Hundreds of HeartMate 3 left ventricular assist device (LVAD) systems are being recalled due to reports of blood leakage or air entering the sealing interface between the device's inflow cannula and the apical cuff, which has resulted in several deaths. I remember it was classified by the US Food and Drug Administration (FDA) as a class, the most serious type.

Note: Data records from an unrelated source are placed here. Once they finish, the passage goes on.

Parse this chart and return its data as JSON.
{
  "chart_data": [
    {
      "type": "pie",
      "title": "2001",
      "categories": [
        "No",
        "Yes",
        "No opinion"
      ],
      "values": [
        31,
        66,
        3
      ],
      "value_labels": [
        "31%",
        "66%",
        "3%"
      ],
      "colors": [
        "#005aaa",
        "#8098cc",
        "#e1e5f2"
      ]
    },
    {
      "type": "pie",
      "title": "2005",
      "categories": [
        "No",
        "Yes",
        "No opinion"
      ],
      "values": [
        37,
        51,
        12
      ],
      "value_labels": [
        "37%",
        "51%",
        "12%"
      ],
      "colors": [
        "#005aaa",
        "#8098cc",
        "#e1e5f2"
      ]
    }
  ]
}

The newer generation HeartMate 3 is used to support adults and children with severe left ventricular heart failure. Abbott/Thoratec Corporation is recalling 882 of the devices following the reports. According to the FDA, all 81 cases involved blood leaks and air ingress during implantation of the devices. Injuries were reported in 70 cases and deaths in two cases.

“If blood leaks or air enters the LVAD from this location, it compromises the integrity of blood flow and may result in a longer-than-expected operation, hemorrhage (hemorrhage), right heart failure, or air embolism,” the agency noted.

The recall notice states that if blood leakage or air infiltration is suspected or observed, air must be completely evacuated from the device's blood chamber before LVAD support is initiated. Additionally, bleeding should be assessed and hemostasis properly managed before all wounds are closed. Conventional strategies to address air leaks or bleeding include: Adjusting the pump position, waiting for the blood's natural tendency to clot or reversing anticoagulation, adding surgical materials, and replacing the apical cuff, pump, or both.

“Always have a complete backup system (implant kit and external components) on site and in close proximity during the implantation procedure for use in an emergency,” Abbott/Thoratec advised in an urgent medical device correction notification letter, which was released on March 20, 2024.